Ich bin ihr Enkel would be "I am her grandson".

And Ich bin ihre Enkel would be "I am her grandsons" or possibly "I am her grandchildren" -- since Enkel is grammatically masculine, the -e ending on ihre must indicate that the noun Enkel is plural here. (The word has the same shape in the plural as in the singular.)


Enkel = Grandson/Grandchild Enkelin = Granddaughter Enkelsohn = Grandson I hope it helps.


"Enkel" reaaaaally sounds like "Enkeln" in a lot of questions from this section.


This is so weird for me, because 'enkel' means 'ankle' in Dutch


then don't ask how the Dutch word for "vermieten" sounds in German ;-)

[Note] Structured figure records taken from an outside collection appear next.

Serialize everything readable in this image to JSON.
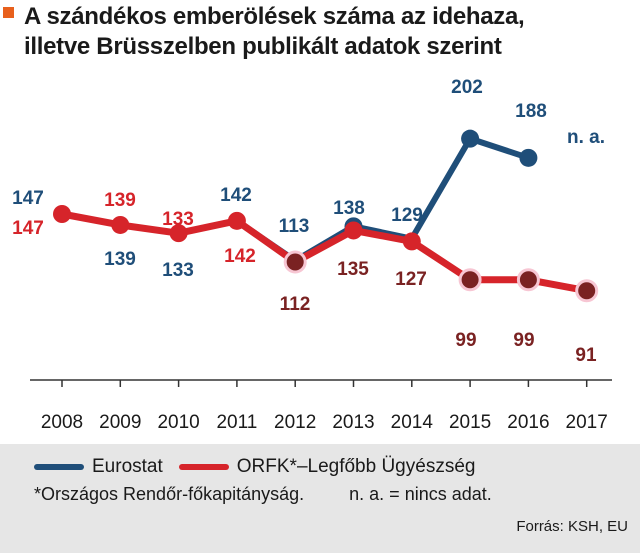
{
  "title": {
    "line1": "A szándékos emberölések száma az idehaza,",
    "line2": "illetve Brüsszelben publikált adatok szerint"
  },
  "colors": {
    "accent": "#e8601c",
    "eurostat": "#1f4e79",
    "orfk": "#d6242a",
    "orfk_dark": "#7a2222",
    "highlight": "#f7c6d3"
  },
  "chart_data": {
    "type": "line",
    "categories": [
      "2008",
      "2009",
      "2010",
      "2011",
      "2012",
      "2013",
      "2014",
      "2015",
      "2016",
      "2017"
    ],
    "series": [
      {
        "name": "Eurostat",
        "values": [
          147,
          139,
          133,
          142,
          113,
          138,
          129,
          202,
          188,
          null
        ]
      },
      {
        "name": "ORFK*–Legfőbb Ügyészség",
        "values": [
          147,
          139,
          133,
          142,
          112,
          135,
          127,
          99,
          99,
          91
        ]
      }
    ],
    "annotations": [
      {
        "category": "2017",
        "series": "Eurostat",
        "text": "n. a."
      }
    ],
    "title": "A szándékos emberölések száma az idehaza, illetve Brüsszelben publikált adatok szerint",
    "xlabel": "",
    "ylabel": "",
    "ylim": [
      80,
      215
    ],
    "grid": false,
    "legend": "bottom"
  },
  "legend": {
    "eurostat": "Eurostat",
    "orfk": "ORFK*–Legfőbb Ügyészség"
  },
  "notes": {
    "footnote": "*Országos Rendőr-főkapitányság.",
    "na": "n. a. = nincs adat."
  },
  "source": "Forrás: KSH, EU"
}
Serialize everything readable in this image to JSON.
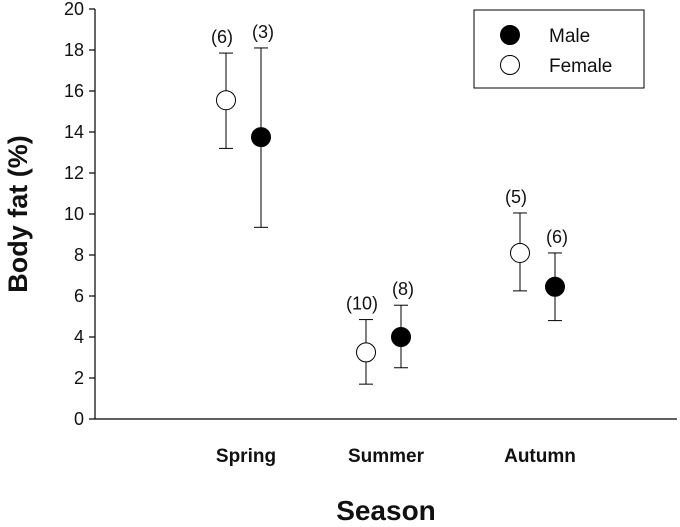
{
  "chart_data": {
    "type": "scatter",
    "xlabel": "Season",
    "ylabel": "Body fat (%)",
    "ylim": [
      0,
      20
    ],
    "yticks": [
      "0",
      "2",
      "4",
      "6",
      "8",
      "10",
      "12",
      "14",
      "16",
      "18",
      "20"
    ],
    "categories": [
      "Spring",
      "Summer",
      "Autumn"
    ],
    "grid": false,
    "legend_position": "top-right",
    "series": [
      {
        "name": "Male",
        "marker": "filled-circle",
        "color": "#000000",
        "values": [
          13.75,
          4.0,
          6.45
        ],
        "err_low": [
          9.35,
          2.5,
          4.8
        ],
        "err_high": [
          18.1,
          5.55,
          8.1
        ],
        "n_labels": [
          "(3)",
          "(8)",
          "(6)"
        ]
      },
      {
        "name": "Female",
        "marker": "open-circle",
        "color": "#000000",
        "values": [
          15.55,
          3.25,
          8.1
        ],
        "err_low": [
          13.2,
          1.7,
          6.25
        ],
        "err_high": [
          17.85,
          4.85,
          10.05
        ],
        "n_labels": [
          "(6)",
          "(10)",
          "(5)"
        ]
      }
    ]
  }
}
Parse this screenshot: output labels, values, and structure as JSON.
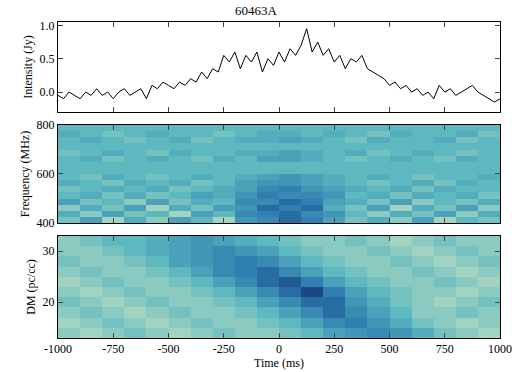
{
  "chart_data": [
    {
      "type": "line",
      "title": "60463A",
      "y_label": "Intensity (Jy)",
      "color": "#000000",
      "tick_labels": "y",
      "x": [
        -1000,
        -975,
        -950,
        -925,
        -900,
        -875,
        -850,
        -825,
        -800,
        -775,
        -750,
        -725,
        -700,
        -675,
        -650,
        -625,
        -600,
        -575,
        -550,
        -525,
        -500,
        -475,
        -450,
        -425,
        -400,
        -375,
        -350,
        -325,
        -300,
        -275,
        -250,
        -225,
        -200,
        -175,
        -150,
        -125,
        -100,
        -75,
        -50,
        -25,
        0,
        25,
        50,
        75,
        100,
        125,
        150,
        175,
        200,
        225,
        250,
        275,
        300,
        325,
        350,
        375,
        400,
        425,
        450,
        475,
        500,
        525,
        550,
        575,
        600,
        625,
        650,
        675,
        700,
        725,
        750,
        775,
        800,
        825,
        850,
        875,
        900,
        925,
        950,
        975,
        1000
      ],
      "values": [
        -0.05,
        -0.1,
        0.0,
        -0.05,
        -0.1,
        0.0,
        -0.05,
        0.05,
        -0.05,
        0.0,
        -0.1,
        0.0,
        0.05,
        -0.05,
        0.0,
        0.05,
        -0.1,
        0.1,
        0.05,
        0.15,
        0.1,
        0.05,
        0.15,
        0.1,
        0.2,
        0.15,
        0.3,
        0.2,
        0.35,
        0.3,
        0.55,
        0.45,
        0.6,
        0.35,
        0.55,
        0.45,
        0.6,
        0.3,
        0.5,
        0.4,
        0.6,
        0.45,
        0.65,
        0.55,
        0.7,
        0.95,
        0.6,
        0.75,
        0.55,
        0.65,
        0.45,
        0.55,
        0.35,
        0.5,
        0.45,
        0.55,
        0.35,
        0.3,
        0.25,
        0.2,
        0.1,
        0.15,
        0.05,
        0.1,
        0.0,
        0.05,
        -0.05,
        0.0,
        -0.1,
        0.1,
        0.0,
        0.05,
        -0.05,
        0.0,
        0.05,
        0.1,
        0.0,
        -0.05,
        -0.1,
        -0.15,
        -0.1
      ],
      "xlim": [
        -1000,
        1000
      ],
      "xticks": [
        -1000,
        -750,
        -500,
        -250,
        0,
        250,
        500,
        750,
        1000
      ],
      "ylim": [
        -0.3,
        1.05
      ],
      "yticks": [
        {
          "value": 0,
          "label": "0.0"
        },
        {
          "value": 0.5,
          "label": "0.5"
        },
        {
          "value": 1,
          "label": "1.0"
        }
      ]
    },
    {
      "type": "heatmap",
      "y_label": "Frequency (MHz)",
      "tick_labels": "y",
      "x": [
        -950,
        -850,
        -750,
        -650,
        -550,
        -450,
        -350,
        -250,
        -150,
        -50,
        50,
        150,
        250,
        350,
        450,
        550,
        650,
        750,
        850,
        950
      ],
      "y": [
        412.5,
        437.5,
        462.5,
        487.5,
        512.5,
        537.5,
        562.5,
        587.5,
        612.5,
        637.5,
        662.5,
        687.5,
        712.5,
        737.5,
        762.5,
        787.5
      ],
      "z": [
        [
          0.45,
          0.6,
          0.35,
          0.55,
          0.4,
          0.6,
          0.5,
          0.35,
          0.65,
          0.7,
          0.8,
          0.75,
          0.6,
          0.45,
          0.55,
          0.4,
          0.6,
          0.35,
          0.5,
          0.45
        ],
        [
          0.55,
          0.4,
          0.6,
          0.45,
          0.5,
          0.35,
          0.6,
          0.5,
          0.7,
          0.75,
          0.8,
          0.7,
          0.65,
          0.5,
          0.4,
          0.55,
          0.45,
          0.6,
          0.4,
          0.55
        ],
        [
          0.4,
          0.55,
          0.45,
          0.6,
          0.35,
          0.55,
          0.45,
          0.6,
          0.65,
          0.8,
          0.75,
          0.8,
          0.55,
          0.45,
          0.6,
          0.35,
          0.55,
          0.45,
          0.6,
          0.4
        ],
        [
          0.6,
          0.45,
          0.5,
          0.4,
          0.6,
          0.45,
          0.55,
          0.5,
          0.7,
          0.7,
          0.8,
          0.75,
          0.6,
          0.55,
          0.45,
          0.6,
          0.4,
          0.5,
          0.45,
          0.55
        ],
        [
          0.5,
          0.55,
          0.45,
          0.55,
          0.45,
          0.5,
          0.6,
          0.55,
          0.65,
          0.75,
          0.7,
          0.7,
          0.65,
          0.5,
          0.55,
          0.45,
          0.55,
          0.5,
          0.55,
          0.45
        ],
        [
          0.45,
          0.5,
          0.55,
          0.5,
          0.55,
          0.45,
          0.5,
          0.55,
          0.6,
          0.7,
          0.75,
          0.65,
          0.6,
          0.55,
          0.5,
          0.55,
          0.45,
          0.55,
          0.5,
          0.5
        ],
        [
          0.55,
          0.5,
          0.45,
          0.55,
          0.5,
          0.55,
          0.45,
          0.5,
          0.6,
          0.65,
          0.65,
          0.6,
          0.55,
          0.5,
          0.45,
          0.5,
          0.55,
          0.45,
          0.55,
          0.5
        ],
        [
          0.5,
          0.45,
          0.55,
          0.5,
          0.45,
          0.5,
          0.55,
          0.5,
          0.55,
          0.6,
          0.65,
          0.6,
          0.55,
          0.5,
          0.55,
          0.5,
          0.45,
          0.5,
          0.5,
          0.55
        ],
        [
          0.5,
          0.5,
          0.5,
          0.5,
          0.5,
          0.5,
          0.5,
          0.5,
          0.5,
          0.5,
          0.5,
          0.5,
          0.5,
          0.5,
          0.5,
          0.5,
          0.5,
          0.5,
          0.5,
          0.5
        ],
        [
          0.5,
          0.5,
          0.5,
          0.5,
          0.5,
          0.5,
          0.5,
          0.5,
          0.5,
          0.5,
          0.5,
          0.5,
          0.5,
          0.5,
          0.5,
          0.5,
          0.5,
          0.5,
          0.5,
          0.5
        ],
        [
          0.5,
          0.55,
          0.45,
          0.5,
          0.55,
          0.5,
          0.45,
          0.55,
          0.5,
          0.6,
          0.6,
          0.55,
          0.5,
          0.45,
          0.5,
          0.55,
          0.5,
          0.45,
          0.55,
          0.5
        ],
        [
          0.45,
          0.5,
          0.55,
          0.5,
          0.45,
          0.55,
          0.5,
          0.5,
          0.55,
          0.55,
          0.6,
          0.55,
          0.5,
          0.55,
          0.45,
          0.5,
          0.55,
          0.5,
          0.45,
          0.5
        ],
        [
          0.5,
          0.5,
          0.5,
          0.5,
          0.5,
          0.5,
          0.5,
          0.5,
          0.5,
          0.5,
          0.5,
          0.5,
          0.5,
          0.5,
          0.5,
          0.5,
          0.5,
          0.5,
          0.5,
          0.5
        ],
        [
          0.5,
          0.55,
          0.5,
          0.45,
          0.5,
          0.55,
          0.45,
          0.5,
          0.55,
          0.55,
          0.6,
          0.55,
          0.5,
          0.45,
          0.55,
          0.5,
          0.5,
          0.55,
          0.45,
          0.5
        ],
        [
          0.55,
          0.5,
          0.45,
          0.5,
          0.55,
          0.5,
          0.5,
          0.45,
          0.5,
          0.55,
          0.55,
          0.5,
          0.55,
          0.5,
          0.45,
          0.55,
          0.5,
          0.5,
          0.55,
          0.45
        ],
        [
          0.5,
          0.5,
          0.5,
          0.5,
          0.5,
          0.5,
          0.5,
          0.5,
          0.5,
          0.5,
          0.5,
          0.5,
          0.5,
          0.5,
          0.5,
          0.5,
          0.5,
          0.5,
          0.5,
          0.5
        ]
      ],
      "zlim": [
        0,
        1
      ],
      "xlim": [
        -1000,
        1000
      ],
      "xticks": [
        -1000,
        -750,
        -500,
        -250,
        0,
        250,
        500,
        750,
        1000
      ],
      "ylim": [
        400,
        800
      ],
      "yticks": [
        400,
        600,
        800
      ]
    },
    {
      "type": "heatmap",
      "x_label": "Time (ms)",
      "y_label": "DM (pc/cc)",
      "x": [
        -950,
        -850,
        -750,
        -650,
        -550,
        -450,
        -350,
        -250,
        -150,
        -50,
        50,
        150,
        250,
        350,
        450,
        550,
        650,
        750,
        850,
        950
      ],
      "y": [
        14,
        16,
        18,
        20,
        22,
        24,
        26,
        28,
        30,
        32
      ],
      "z": [
        [
          0.4,
          0.35,
          0.4,
          0.45,
          0.4,
          0.35,
          0.4,
          0.45,
          0.4,
          0.4,
          0.45,
          0.5,
          0.6,
          0.65,
          0.7,
          0.65,
          0.55,
          0.45,
          0.4,
          0.35
        ],
        [
          0.35,
          0.4,
          0.45,
          0.4,
          0.35,
          0.4,
          0.45,
          0.4,
          0.4,
          0.45,
          0.5,
          0.6,
          0.7,
          0.75,
          0.65,
          0.55,
          0.45,
          0.4,
          0.35,
          0.4
        ],
        [
          0.4,
          0.45,
          0.4,
          0.35,
          0.4,
          0.45,
          0.4,
          0.4,
          0.45,
          0.5,
          0.6,
          0.7,
          0.8,
          0.7,
          0.6,
          0.5,
          0.4,
          0.4,
          0.45,
          0.4
        ],
        [
          0.45,
          0.4,
          0.35,
          0.4,
          0.45,
          0.4,
          0.4,
          0.45,
          0.5,
          0.6,
          0.7,
          0.8,
          0.8,
          0.65,
          0.55,
          0.45,
          0.4,
          0.35,
          0.4,
          0.45
        ],
        [
          0.4,
          0.35,
          0.4,
          0.45,
          0.4,
          0.4,
          0.45,
          0.5,
          0.6,
          0.7,
          0.8,
          0.9,
          0.75,
          0.6,
          0.5,
          0.45,
          0.4,
          0.4,
          0.35,
          0.4
        ],
        [
          0.35,
          0.4,
          0.45,
          0.4,
          0.4,
          0.45,
          0.5,
          0.6,
          0.7,
          0.8,
          0.85,
          0.75,
          0.6,
          0.5,
          0.45,
          0.4,
          0.4,
          0.45,
          0.4,
          0.35
        ],
        [
          0.4,
          0.45,
          0.4,
          0.4,
          0.45,
          0.5,
          0.6,
          0.7,
          0.75,
          0.8,
          0.7,
          0.6,
          0.5,
          0.45,
          0.4,
          0.4,
          0.45,
          0.4,
          0.35,
          0.4
        ],
        [
          0.45,
          0.4,
          0.4,
          0.45,
          0.5,
          0.6,
          0.65,
          0.7,
          0.75,
          0.7,
          0.6,
          0.5,
          0.45,
          0.4,
          0.4,
          0.45,
          0.4,
          0.35,
          0.4,
          0.45
        ],
        [
          0.4,
          0.4,
          0.45,
          0.5,
          0.55,
          0.6,
          0.65,
          0.7,
          0.65,
          0.6,
          0.5,
          0.45,
          0.4,
          0.4,
          0.45,
          0.4,
          0.35,
          0.4,
          0.45,
          0.4
        ],
        [
          0.4,
          0.45,
          0.5,
          0.5,
          0.55,
          0.6,
          0.65,
          0.6,
          0.55,
          0.5,
          0.45,
          0.4,
          0.4,
          0.45,
          0.4,
          0.35,
          0.4,
          0.45,
          0.4,
          0.4
        ]
      ],
      "zlim": [
        0,
        1
      ],
      "xlim": [
        -1000,
        1000
      ],
      "xticks": [
        -1000,
        -750,
        -500,
        -250,
        0,
        250,
        500,
        750,
        1000
      ],
      "ylim": [
        13,
        33
      ],
      "yticks": [
        20,
        30
      ]
    }
  ]
}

One I like is Ik heb een boek gekocht. Yummy!


Why not seine Enkel


Because that would mean "his grandsons" or "his grandchildren" rather than just one grandson.


why is enkelin granddaughter instead of enkeltochter


Both Enkelin and Enkeltochter are used for "granddaughter".

They both have to be capitalised, though -- they're nouns.


Perhaps is there any difference in pronunciation between plural Enkel and singular Enkel? the woman TTS and man TTS speak it in very different way, so I'm confused.


No. They are (supposed to be) pronounced completely identically.


It does not sound anything like the translation, this needs to be evaluated and corrected


Ich bin sein enkel. How do I know who the enkel is referring to Großmutter or Großvater. To deduct which of the two possessive adjectives I need to use.


Ich bin sein enkel. How do I know who the enkel is referring to Großmutter or Großvater.

sein is the possessive determiner related to er or es.

So it can only refer to the masculine Großvater, not to the feminine Großmutter.

sein Enkel = his grandchild/grandson

"her grandchild/grandson" would be ihr Enkel.


I wrote : "I´m his grandchildren."

Correct solution: I am his grandson.


I wrote : "I´m his grandchildren."

But why? One person cannot be many grandchildren.

Also, the German sein indicates that the following noun is singular.


Could anyone explain why it's just "sein" and not "seinen" please?


Could anyone explain why it's just "sein" and not "seinen" please?

You need the nominative case on both sides of the verb sein "to be" -- thus Ich (nominative) bin sein Enkel (nominative).

seinen would be masculine accusative -- wrong case.